Copyright

Using Process Memory Matrix script for understanding Oracle process memory usage

This tool currently works only on Solaris. I will write support for (newer) Linux versions soon and possibly also for HP-UX.

When working on a problem I wrote a script which helps to present the output of Solaris pmap in a better way. If you don't know what pmap is, it's a tool available on Solaris, Linux, HP-UX (and AIX where it's called procmap) which displays you the breakdown of each processes address space - virtual memory mappings. This is way better than just relying on ps or top command SIZE and RSS columns.

My script gives a better overview of how much memory an Oracle process is really using. Historically this has been problematic due various differences of memory accounting of shared memory segments (Oracle SGA) and the large amount of data returned from pmap command.

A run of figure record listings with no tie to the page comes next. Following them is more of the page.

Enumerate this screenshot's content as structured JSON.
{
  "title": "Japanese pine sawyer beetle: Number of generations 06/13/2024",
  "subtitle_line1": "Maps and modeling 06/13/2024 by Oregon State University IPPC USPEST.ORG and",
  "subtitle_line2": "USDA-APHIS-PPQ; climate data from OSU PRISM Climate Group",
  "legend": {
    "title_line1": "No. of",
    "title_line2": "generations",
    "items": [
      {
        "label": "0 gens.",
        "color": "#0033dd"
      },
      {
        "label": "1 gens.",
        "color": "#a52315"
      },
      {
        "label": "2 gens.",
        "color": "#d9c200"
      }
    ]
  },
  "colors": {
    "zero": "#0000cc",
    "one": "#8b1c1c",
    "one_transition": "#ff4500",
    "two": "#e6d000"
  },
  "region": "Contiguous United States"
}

My script procmm.sh (Process Memory Matrix) will simply run pmap on the processes specified and aggregate the output into a matrix.

Example output is here:

oracle@solaris02:~/research/memory$ ./procmm.sh 12755

-- procmm.sh: Process Memory Matrix v1.01 by Tanel Poder ( http://tech.e2sn.com )
-- All numbers are shown in kilobytes

PID            SEGMENT_TYPE      VIRTUAL          RSS         ANON       LOCKED    SWAP_RSVD
------ -------------------- ------------ ------------ ------------ ------------ ------------
12755                   lib        22932        22872          900            0         1048
12755                oracle        95824        95820          232            0         2468
12755        ism_shmid=0x1d       409608       409608            0       409608            0
12755                  anon         5728         5512         5508            0         5724
12755                 stack          156          156          156            0          156
12755                  heap         1924          868          868            0         1924
------ -------------------- ------------ ------------ ------------ ------------ ------------
12755             TOTAL(kB)       536172       534836         7664       409608        11320

On the Horizontal axis you see the various memory sizes pmap reports (like VIRTUAL size and SWAP_RSVD - swap space reservation) and on vertical "SEGMENT_TYPE" axis you'll see for what (which mapping) in that process address these memory figures are shown (for example, Oracle binary, heap memory (think malloc()), libraries and process private memory allocations which you'll see as "anon").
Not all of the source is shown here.